In July, major news organizations published the image of 18-month-old Muhammad Zakariya Ayyoub al-Matouq, a Palestinian child so emaciated that his bones protruded through his back, while his mom cradled him in her arms. Instead of a diaper, he wore a black plastic bag.
Some online commentators have sought to downplay the image’s power by pointing to a pre-existing medical condition. But Muhammad is starving as the result of Israel’s use of starvation of civilians as a weapon of war. This is a war crime that is affecting the entire population and, based on my research, is inflicting particularly profound suffering on children with disabilities like Muhammad.
Humanitarian workers told me that restrictions on aid prevent them from bringing in special food that some children with disabilities or medical conditions need, while medical workers warned that children with disabilities are less likely to get care due to the Israeli government’s systematic assault on Gaza’s health care infrastructure.

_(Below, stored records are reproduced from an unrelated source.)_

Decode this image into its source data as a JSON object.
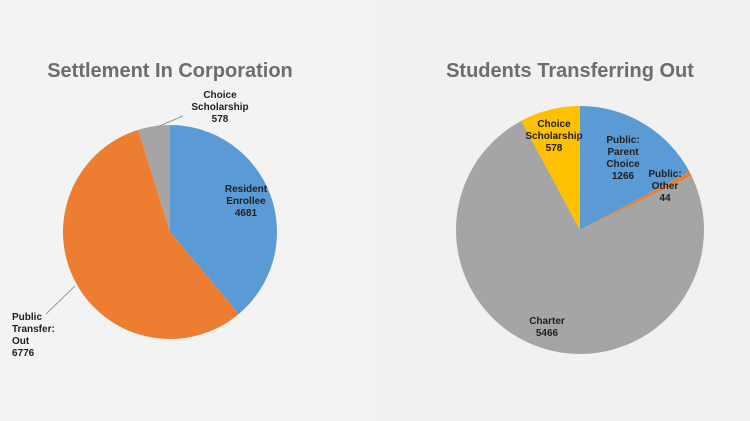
{
  "chart_data": [
    {
      "type": "pie",
      "title": "Settlement In Corporation",
      "slices": [
        {
          "label_lines": [
            "Resident",
            "Enrollee"
          ],
          "value": 4681,
          "color": "#5b9bd5"
        },
        {
          "label_lines": [
            "Public",
            "Transfer:",
            "Out"
          ],
          "value": 6776,
          "color": "#ed7d31"
        },
        {
          "label_lines": [
            "Choice",
            "Scholarship"
          ],
          "value": 578,
          "color": "#a5a5a5"
        }
      ]
    },
    {
      "type": "pie",
      "title": "Students Transferring Out",
      "slices": [
        {
          "label_lines": [
            "Public:",
            "Parent",
            "Choice"
          ],
          "value": 1266,
          "color": "#5b9bd5"
        },
        {
          "label_lines": [
            "Public:",
            "Other"
          ],
          "value": 44,
          "color": "#ed7d31"
        },
        {
          "label_lines": [
            "Charter"
          ],
          "value": 5466,
          "color": "#a5a5a5"
        },
        {
          "label_lines": [
            "Choice",
            "Scholarship"
          ],
          "value": 578,
          "color": "#ffc000"
        }
      ]
    }
  ]
}
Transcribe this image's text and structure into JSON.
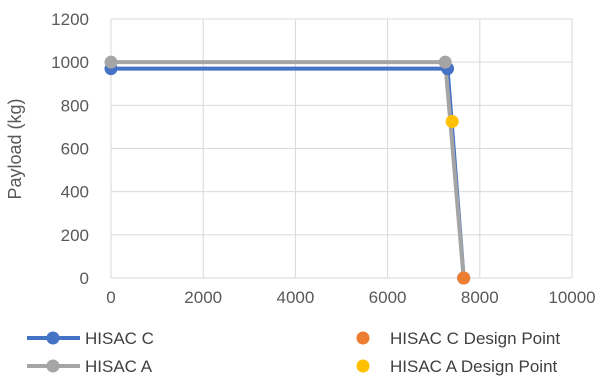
{
  "chart_data": {
    "type": "line",
    "title": "",
    "xlabel": "",
    "ylabel": "Payload (kg)",
    "xlim": [
      0,
      10000
    ],
    "ylim": [
      0,
      1200
    ],
    "xticks": [
      0,
      2000,
      4000,
      6000,
      8000,
      10000
    ],
    "yticks": [
      0,
      200,
      400,
      600,
      800,
      1000,
      1200
    ],
    "grid": true,
    "legend_position": "bottom",
    "series": [
      {
        "name": "HISAC C",
        "kind": "line",
        "color": "#4472C4",
        "points": [
          [
            0,
            970
          ],
          [
            7300,
            970
          ],
          [
            7650,
            0
          ]
        ]
      },
      {
        "name": "HISAC A",
        "kind": "line",
        "color": "#A5A5A5",
        "points": [
          [
            0,
            1000
          ],
          [
            7250,
            1000
          ],
          [
            7650,
            0
          ]
        ]
      },
      {
        "name": "HISAC C Design Point",
        "kind": "point",
        "color": "#ED7D31",
        "points": [
          [
            7650,
            0
          ]
        ]
      },
      {
        "name": "HISAC A Design Point",
        "kind": "point",
        "color": "#FFC000",
        "points": [
          [
            7400,
            725
          ]
        ]
      }
    ]
  }
}
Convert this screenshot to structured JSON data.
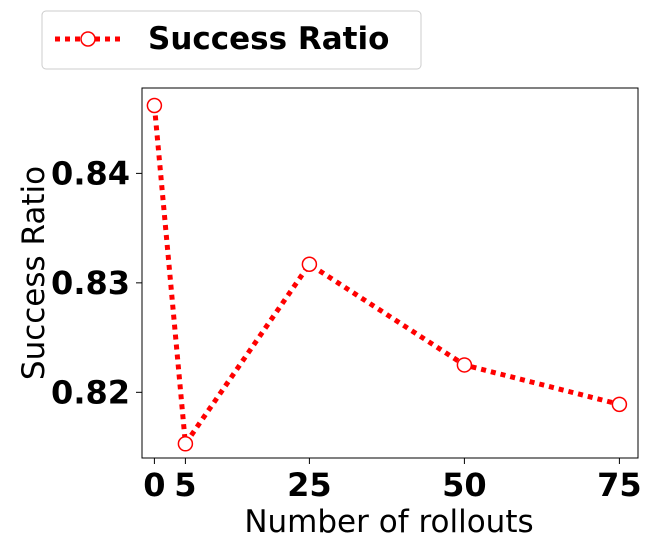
{
  "chart_data": {
    "type": "line",
    "title": "",
    "xlabel": "Number of rollouts",
    "ylabel": "Success Ratio",
    "x": [
      0,
      5,
      25,
      50,
      75
    ],
    "series": [
      {
        "name": "Success Ratio",
        "values": [
          0.8462,
          0.8153,
          0.8317,
          0.8225,
          0.8189
        ],
        "color": "#ff0000",
        "line_style": "dotted",
        "marker": "hollow-circle"
      }
    ],
    "xticks": [
      0,
      5,
      25,
      50,
      75
    ],
    "xtick_labels": [
      "0",
      "5",
      "25",
      "50",
      "75"
    ],
    "yticks": [
      0.82,
      0.83,
      0.84
    ],
    "ytick_labels": [
      "0.82",
      "0.83",
      "0.84"
    ],
    "xlim": [
      -2,
      78
    ],
    "ylim": [
      0.814,
      0.8478
    ],
    "grid": false,
    "legend_position": "top-left, outside plot"
  }
}
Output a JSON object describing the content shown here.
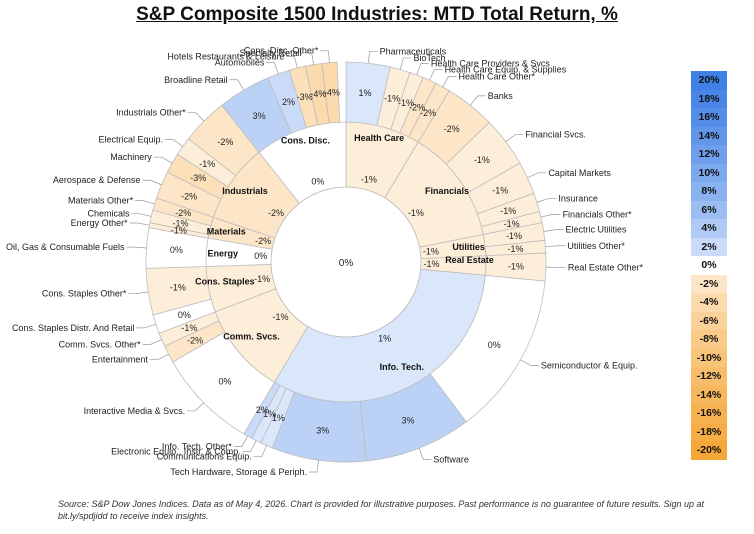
{
  "title": "S&P Composite 1500 Industries: MTD Total Return, %",
  "footnote": "Source: S&P Dow Jones Indices. Data as of May 4, 2026. Chart is provided for illustrative purposes. Past performance is no guarantee of future results. Sign up at bit.ly/spdjidd to receive index insights.",
  "legend": [
    {
      "label": "20%",
      "value": 20
    },
    {
      "label": "18%",
      "value": 18
    },
    {
      "label": "16%",
      "value": 16
    },
    {
      "label": "14%",
      "value": 14
    },
    {
      "label": "12%",
      "value": 12
    },
    {
      "label": "10%",
      "value": 10
    },
    {
      "label": "8%",
      "value": 8
    },
    {
      "label": "6%",
      "value": 6
    },
    {
      "label": "4%",
      "value": 4
    },
    {
      "label": "2%",
      "value": 2
    },
    {
      "label": "0%",
      "value": 0
    },
    {
      "label": "-2%",
      "value": -2
    },
    {
      "label": "-4%",
      "value": -4
    },
    {
      "label": "-6%",
      "value": -6
    },
    {
      "label": "-8%",
      "value": -8
    },
    {
      "label": "-10%",
      "value": -10
    },
    {
      "label": "-12%",
      "value": -12
    },
    {
      "label": "-14%",
      "value": -14
    },
    {
      "label": "-16%",
      "value": -16
    },
    {
      "label": "-18%",
      "value": -18
    },
    {
      "label": "-20%",
      "value": -20
    }
  ],
  "chart_data": {
    "type": "sunburst",
    "center_value": "0%",
    "sectors": [
      {
        "name": "Health Care",
        "value_label": "-1%",
        "value": -1,
        "weight": 8.5,
        "industries": [
          {
            "name": "Pharmaceuticals",
            "value_label": "1%",
            "value": 1,
            "weight": 3.5
          },
          {
            "name": "BioTech",
            "value_label": "-1%",
            "value": -1,
            "weight": 1.6
          },
          {
            "name": "Health Care Providers & Svcs",
            "value_label": "-1%",
            "value": -1,
            "weight": 1.1
          },
          {
            "name": "Health Care Equip. & Supplies",
            "value_label": "-2%",
            "value": -2,
            "weight": 1.1
          },
          {
            "name": "Health Care Other*",
            "value_label": "-2%",
            "value": -2,
            "weight": 1.2
          }
        ]
      },
      {
        "name": "Financials",
        "value_label": "-1%",
        "value": -1,
        "weight": 13,
        "industries": [
          {
            "name": "Banks",
            "value_label": "-2%",
            "value": -2,
            "weight": 4
          },
          {
            "name": "Financial Svcs.",
            "value_label": "-1%",
            "value": -1,
            "weight": 4
          },
          {
            "name": "Capital Markets",
            "value_label": "-1%",
            "value": -1,
            "weight": 2.6
          },
          {
            "name": "Insurance",
            "value_label": "-1%",
            "value": -1,
            "weight": 1.5
          },
          {
            "name": "Financials Other*",
            "value_label": "-1%",
            "value": -1,
            "weight": 0.9
          }
        ]
      },
      {
        "name": "Utilities",
        "value_label": "-1%",
        "value": -1,
        "weight": 2.4,
        "industries": [
          {
            "name": "Electric Utilities",
            "value_label": "-1%",
            "value": -1,
            "weight": 1.4
          },
          {
            "name": "Utilities Other*",
            "value_label": "-1%",
            "value": -1,
            "weight": 1.0
          }
        ]
      },
      {
        "name": "Real Estate",
        "value_label": "-1%",
        "value": -1,
        "weight": 2.2,
        "industries": [
          {
            "name": "Real Estate Other*",
            "value_label": "-1%",
            "value": -1,
            "weight": 2.2
          }
        ]
      },
      {
        "name": "Info. Tech.",
        "value_label": "1%",
        "value": 1,
        "weight": 31.5,
        "industries": [
          {
            "name": "Semiconductor & Equip.",
            "value_label": "0%",
            "value": 0,
            "weight": 13
          },
          {
            "name": "Software",
            "value_label": "3%",
            "value": 3,
            "weight": 8.5
          },
          {
            "name": "Tech Hardware, Storage & Periph.",
            "value_label": "3%",
            "value": 3,
            "weight": 7.5
          },
          {
            "name": "Communications Equip.",
            "value_label": "1%",
            "value": 1,
            "weight": 1.0
          },
          {
            "name": "Electronic Equip., Instr. & Comp.",
            "value_label": "1%",
            "value": 1,
            "weight": 0.8
          },
          {
            "name": "Info. Tech. Other*",
            "value_label": "2%",
            "value": 2,
            "weight": 0.7
          }
        ]
      },
      {
        "name": "Comm. Svcs.",
        "value_label": "-1%",
        "value": -1,
        "weight": 10.5,
        "industries": [
          {
            "name": "Interactive Media & Svcs.",
            "value_label": "0%",
            "value": 0,
            "weight": 8.0
          },
          {
            "name": "Entertainment",
            "value_label": "-2%",
            "value": -2,
            "weight": 1.4
          },
          {
            "name": "Comm. Svcs. Other*",
            "value_label": "-1%",
            "value": -1,
            "weight": 1.1
          }
        ]
      },
      {
        "name": "Cons. Staples",
        "value_label": "-1%",
        "value": -1,
        "weight": 5.2,
        "industries": [
          {
            "name": "Cons. Staples Distr. And Retail",
            "value_label": "0%",
            "value": 0,
            "weight": 1.5
          },
          {
            "name": "Cons. Staples Other*",
            "value_label": "-1%",
            "value": -1,
            "weight": 3.7
          }
        ]
      },
      {
        "name": "Energy",
        "value_label": "0%",
        "value": 0,
        "weight": 3.2,
        "industries": [
          {
            "name": "Oil, Gas & Consumable Fuels",
            "value_label": "0%",
            "value": 0,
            "weight": 3.2
          }
        ]
      },
      {
        "name": "Materials",
        "value_label": "-2%",
        "value": -2,
        "weight": 2.4,
        "industries": [
          {
            "name": "Energy Other*",
            "value_label": "-1%",
            "value": -1,
            "weight": 0.4
          },
          {
            "name": "Chemicals",
            "value_label": "-1%",
            "value": -1,
            "weight": 1.0
          },
          {
            "name": "Materials Other*",
            "value_label": "-2%",
            "value": -2,
            "weight": 1.0
          }
        ]
      },
      {
        "name": "Industrials",
        "value_label": "-2%",
        "value": -2,
        "weight": 9,
        "industries": [
          {
            "name": "Aerospace & Defense",
            "value_label": "-2%",
            "value": -2,
            "weight": 2.2
          },
          {
            "name": "Machinery",
            "value_label": "-3%",
            "value": -3,
            "weight": 1.6
          },
          {
            "name": "Electrical Equip.",
            "value_label": "-1%",
            "value": -1,
            "weight": 1.5
          },
          {
            "name": "Industrials Other*",
            "value_label": "-2%",
            "value": -2,
            "weight": 3.7
          }
        ]
      },
      {
        "name": "Cons. Disc.",
        "value_label": "0%",
        "value": 0,
        "weight": 10.5,
        "industries": [
          {
            "name": "Broadline Retail",
            "value_label": "3%",
            "value": 3,
            "weight": 4.2
          },
          {
            "name": "Automobiles",
            "value_label": "2%",
            "value": 2,
            "weight": 1.8
          },
          {
            "name": "Hotels Restaurants & Leisure",
            "value_label": "-3%",
            "value": -3,
            "weight": 1.3
          },
          {
            "name": "Specialty Retail",
            "value_label": "-4%",
            "value": -4,
            "weight": 1.3
          },
          {
            "name": "Cons. Disc. Other*",
            "value_label": "-4%",
            "value": -4,
            "weight": 1.2
          }
        ]
      }
    ],
    "colors": {
      "positive_max": "#3f7fe6",
      "neutral": "#ffffff",
      "negative_max": "#f5a83a"
    },
    "value_range": [
      -20,
      20
    ]
  }
}
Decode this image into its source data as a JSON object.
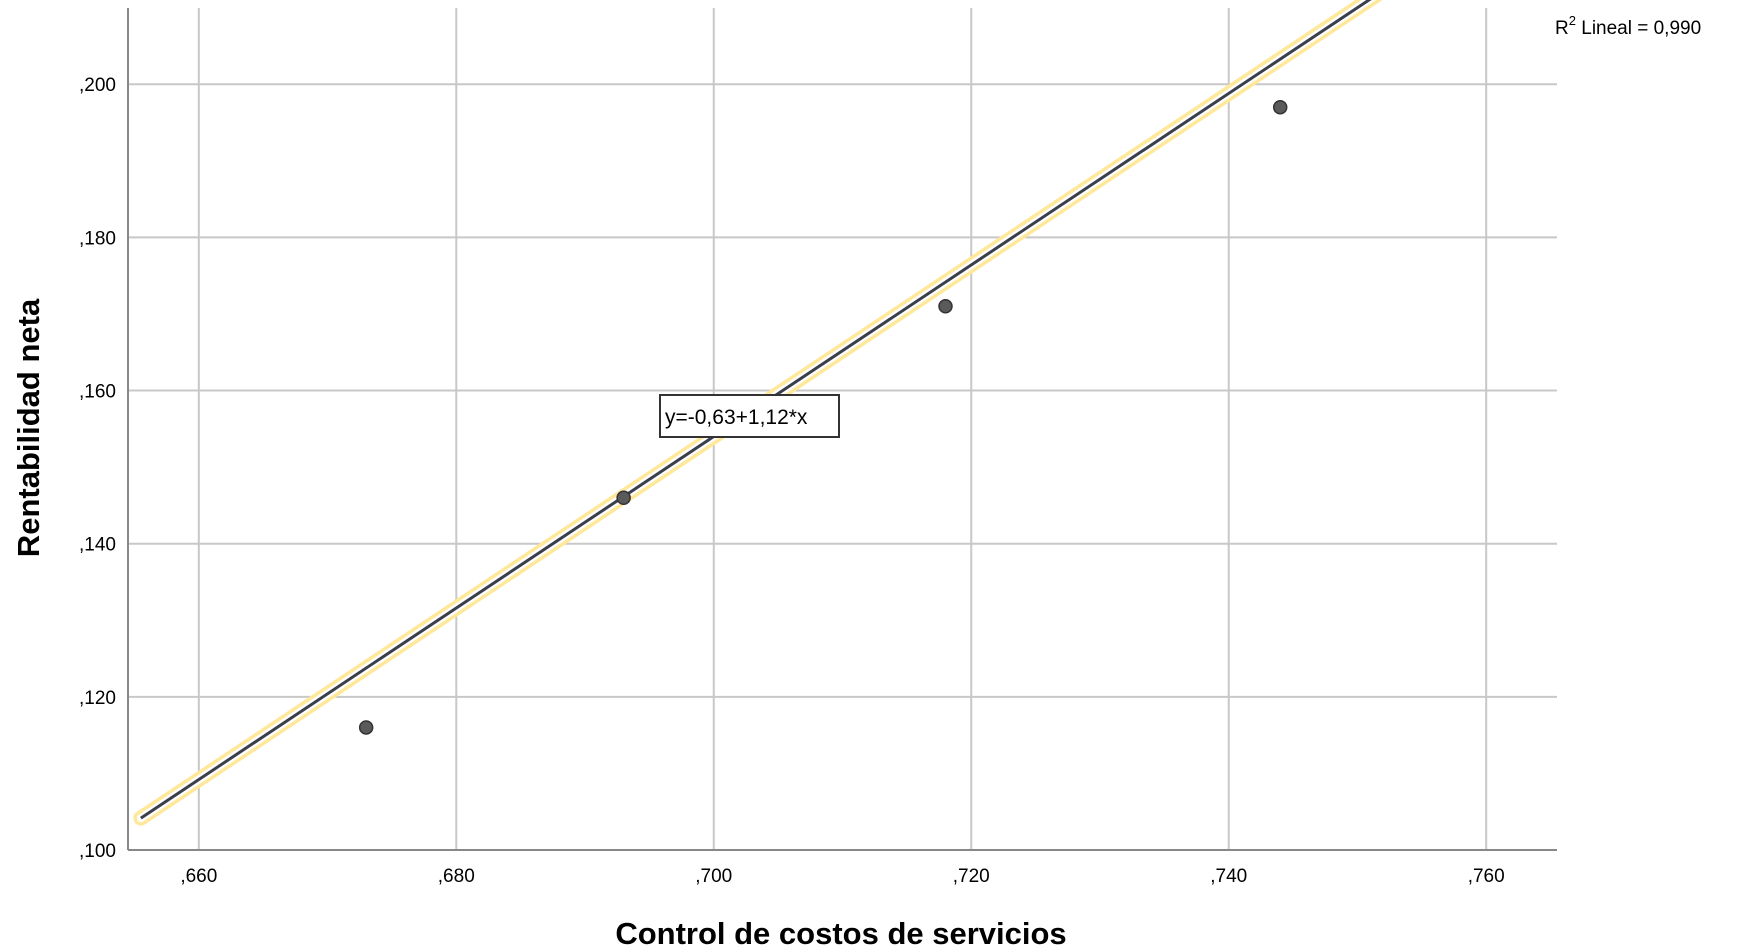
{
  "chart_data": {
    "type": "scatter",
    "xlabel": "Control de costos de servicios",
    "ylabel": "Rentabilidad neta",
    "xlim": [
      0.6545,
      0.7655
    ],
    "ylim": [
      0.1,
      0.211
    ],
    "x_ticks": [
      0.66,
      0.68,
      0.7,
      0.72,
      0.74,
      0.76
    ],
    "x_tick_labels": [
      ",660",
      ",680",
      ",700",
      ",720",
      ",740",
      ",760"
    ],
    "y_ticks": [
      0.1,
      0.12,
      0.14,
      0.16,
      0.18,
      0.2
    ],
    "y_tick_labels": [
      ",100",
      ",120",
      ",140",
      ",160",
      ",180",
      ",200"
    ],
    "grid": true,
    "points": [
      {
        "x": 0.673,
        "y": 0.116
      },
      {
        "x": 0.693,
        "y": 0.146
      },
      {
        "x": 0.718,
        "y": 0.171
      },
      {
        "x": 0.744,
        "y": 0.197
      }
    ],
    "fit_line": {
      "intercept": -0.63,
      "slope": 1.12,
      "x_range": [
        0.6555,
        0.755
      ],
      "label": "y=-0,63+1,12*x"
    },
    "r2_prefix": "R",
    "r2_sup": "2",
    "r2_text": " Lineal = 0,990",
    "colors": {
      "grid": "#c8c8c8",
      "axis": "#888888",
      "line": "#3b3f4c",
      "highlight": "#ffe89a",
      "point": "#5a5a5a"
    }
  }
}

In mid-August, in Geneva, I joined the United Nations Committee on the Rights of Persons with Disabilities for its session focused on the Occupied Palestinian Territory. Under the Convention on the Rights of Persons with Disabilities, governments are required to protect people with disabilities in situations of risks, including armed conflicts. The messagefrom disability groups was clear: governments need to press Israeli authorities to allow unimpeded, disability-inclusive humanitarian access and not leave children like Muhammad to suffer the consequences of intentional starvation.
There are countless examples of Palestinian children with disabilities thriving with adequate nutrition and health care. In just one example, 6-year-old Fadi al-Zant, who has cystic fibrosis and was severely malnourished, was evacuated to the United States from Gaza last year and survived. Osman Shahin, a 16-year-old boy with cerebral palsy who had lost 7 kilograms, regained weight after his family left Gaza for Bosnia.
But Muhammed and other children in Gaza do not have that chance. Between April and mid-July alone, more than 20,000 children in Gaza were hospitalized for acute malnourishment, 3,000 of them severely. Starvation of civilians is not an accident of war, it is a deliberate policy.
Muhammad’s image should move world leaders to use all their leverage with Israel, including an arms embargo and targeted sanctions, to stop Israeli authorities’ mass starvation policy. Muhammad’s disability does not make his starvation less cruel or unlawful; it makes it all the more urgent for countries to act now.